The RINV11 delivers what a quality FoF should deliver: automatic diversification into 32 assets, predictable monthly income of R$ 1,10, growing reserve and a record track that puts it as #1 among 21 FoF pairs from the IPO (Total Return of +54,1% against +33,9% from IFIX — 160% index). The 6th issue to equity confirms the discipline: the 14× fund has grown since the IPO (R$ 30 Mi → R$ 535 Mi) over six issues without destroying VP/unit. . It is the 2nd placed between 28 FoFs, behind only the RBFM11 (8,0).

For whom it is: Moderate investor who wants ready diversification + predictable income without the work of mounting and rebalancing own portfolio.

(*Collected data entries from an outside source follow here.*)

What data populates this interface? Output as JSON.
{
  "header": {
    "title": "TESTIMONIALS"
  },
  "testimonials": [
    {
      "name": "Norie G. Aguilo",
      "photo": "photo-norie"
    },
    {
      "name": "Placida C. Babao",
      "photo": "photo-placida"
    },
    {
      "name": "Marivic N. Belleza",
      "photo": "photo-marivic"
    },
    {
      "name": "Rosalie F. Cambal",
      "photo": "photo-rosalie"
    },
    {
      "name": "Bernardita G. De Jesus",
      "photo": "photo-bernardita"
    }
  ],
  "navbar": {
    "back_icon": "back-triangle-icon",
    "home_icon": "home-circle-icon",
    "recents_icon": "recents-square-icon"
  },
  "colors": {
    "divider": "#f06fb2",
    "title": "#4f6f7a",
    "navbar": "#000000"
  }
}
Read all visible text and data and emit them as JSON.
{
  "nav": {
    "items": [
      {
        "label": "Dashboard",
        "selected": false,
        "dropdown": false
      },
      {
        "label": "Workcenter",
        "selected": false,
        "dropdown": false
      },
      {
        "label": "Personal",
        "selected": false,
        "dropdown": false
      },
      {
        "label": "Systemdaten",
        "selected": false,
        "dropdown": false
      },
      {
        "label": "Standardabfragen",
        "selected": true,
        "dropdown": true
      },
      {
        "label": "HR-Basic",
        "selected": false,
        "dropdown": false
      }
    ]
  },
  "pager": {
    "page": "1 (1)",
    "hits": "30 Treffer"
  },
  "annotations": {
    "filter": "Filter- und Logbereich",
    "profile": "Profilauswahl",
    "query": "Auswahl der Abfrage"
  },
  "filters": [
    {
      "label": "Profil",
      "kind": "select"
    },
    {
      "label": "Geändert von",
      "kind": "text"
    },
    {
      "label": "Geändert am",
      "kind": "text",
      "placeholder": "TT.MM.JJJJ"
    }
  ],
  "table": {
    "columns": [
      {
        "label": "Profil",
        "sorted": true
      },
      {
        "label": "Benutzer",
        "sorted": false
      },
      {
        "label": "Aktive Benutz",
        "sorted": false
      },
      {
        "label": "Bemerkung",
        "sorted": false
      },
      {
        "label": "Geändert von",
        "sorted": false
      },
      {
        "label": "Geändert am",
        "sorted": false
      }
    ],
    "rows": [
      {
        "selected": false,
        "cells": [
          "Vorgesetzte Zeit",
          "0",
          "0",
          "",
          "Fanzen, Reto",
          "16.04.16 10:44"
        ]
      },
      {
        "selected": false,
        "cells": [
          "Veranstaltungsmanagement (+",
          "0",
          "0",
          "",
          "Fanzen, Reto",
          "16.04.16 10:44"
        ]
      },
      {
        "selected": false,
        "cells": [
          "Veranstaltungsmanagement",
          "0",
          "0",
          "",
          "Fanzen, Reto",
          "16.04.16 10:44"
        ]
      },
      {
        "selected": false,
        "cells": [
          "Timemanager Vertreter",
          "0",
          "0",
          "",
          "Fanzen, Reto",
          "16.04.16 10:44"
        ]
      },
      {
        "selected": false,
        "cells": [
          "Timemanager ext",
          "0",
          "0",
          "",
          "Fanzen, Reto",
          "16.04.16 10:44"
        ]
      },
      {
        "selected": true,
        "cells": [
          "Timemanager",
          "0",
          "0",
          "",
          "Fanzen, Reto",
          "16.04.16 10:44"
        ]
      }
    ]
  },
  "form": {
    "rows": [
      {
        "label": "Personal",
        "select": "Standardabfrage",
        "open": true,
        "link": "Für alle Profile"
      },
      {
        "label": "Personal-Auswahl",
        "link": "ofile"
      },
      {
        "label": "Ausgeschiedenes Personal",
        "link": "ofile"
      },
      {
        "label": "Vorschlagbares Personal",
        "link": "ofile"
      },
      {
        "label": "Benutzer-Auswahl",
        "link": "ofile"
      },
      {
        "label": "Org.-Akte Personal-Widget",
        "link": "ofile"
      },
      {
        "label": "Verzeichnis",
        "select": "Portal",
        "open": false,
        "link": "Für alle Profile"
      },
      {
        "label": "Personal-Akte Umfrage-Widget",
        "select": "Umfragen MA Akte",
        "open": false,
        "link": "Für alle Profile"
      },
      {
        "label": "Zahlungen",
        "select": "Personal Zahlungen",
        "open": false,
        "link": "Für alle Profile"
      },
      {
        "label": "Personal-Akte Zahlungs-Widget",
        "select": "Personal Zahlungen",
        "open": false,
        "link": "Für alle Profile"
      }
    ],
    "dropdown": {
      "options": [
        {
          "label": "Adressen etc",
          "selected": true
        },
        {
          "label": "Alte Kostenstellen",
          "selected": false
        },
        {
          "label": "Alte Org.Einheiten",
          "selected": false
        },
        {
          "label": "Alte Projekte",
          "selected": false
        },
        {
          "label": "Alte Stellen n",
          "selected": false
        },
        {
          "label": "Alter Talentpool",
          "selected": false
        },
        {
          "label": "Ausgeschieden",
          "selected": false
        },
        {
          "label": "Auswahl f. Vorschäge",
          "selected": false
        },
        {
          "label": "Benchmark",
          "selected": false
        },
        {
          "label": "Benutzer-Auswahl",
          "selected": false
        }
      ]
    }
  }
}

For those who are NOT: rate optimizer (the double layer weighs), advanced investor with own portfolio already assembled, and speculator who only buys with aggressive asset discount — here there is no such discount.

The real risks

  • Double layer of fees — effective total cost ~2% a.a. against ~1% of a direct FII. It's the structural price of a FoF.
  • Demanding Benchmark — 15% performance on IPCA+IMA-B 5 (~16% today) is a high rule; protects the unit, but presses the fund manager.
  • Moderate liquidity — turns ~R$ 497 thousand/day (21d). Mounting R$ 1 Mi requires about 10 days without moving the price. It's not background for lightning input/output.
  • P/VP 1,00 (ii) without a discount as a security margin; the thesis depends on the execution of management.
  • CRI Vanguarda (LTV 100%) — residual risk but small position (0,8% PL).
  • Reassessments of 2025JSRE11 (-90%) and URPR11 (-36%) impacted small positions (~2,6% of the added PL); the damage was limited by diversification.

In summary: the 6th emission was not a dilution event, it was strengthening. The Management Report of May/2026 confirms the trajectory: reserve rose to R$ 1,51/unit (R$ 5,93 Mi) and R$ 48 Mi in box await allocation. With this cashier waiting for the right moment, the fund manager is positioned to capture new opportunities at a high and possible Selic-turned real time. The R$ 1,51 reserve and the history of six emissions without hurting the VP/unit are evidence that, in RINV11, growing and taking care of the unit holder have walked together.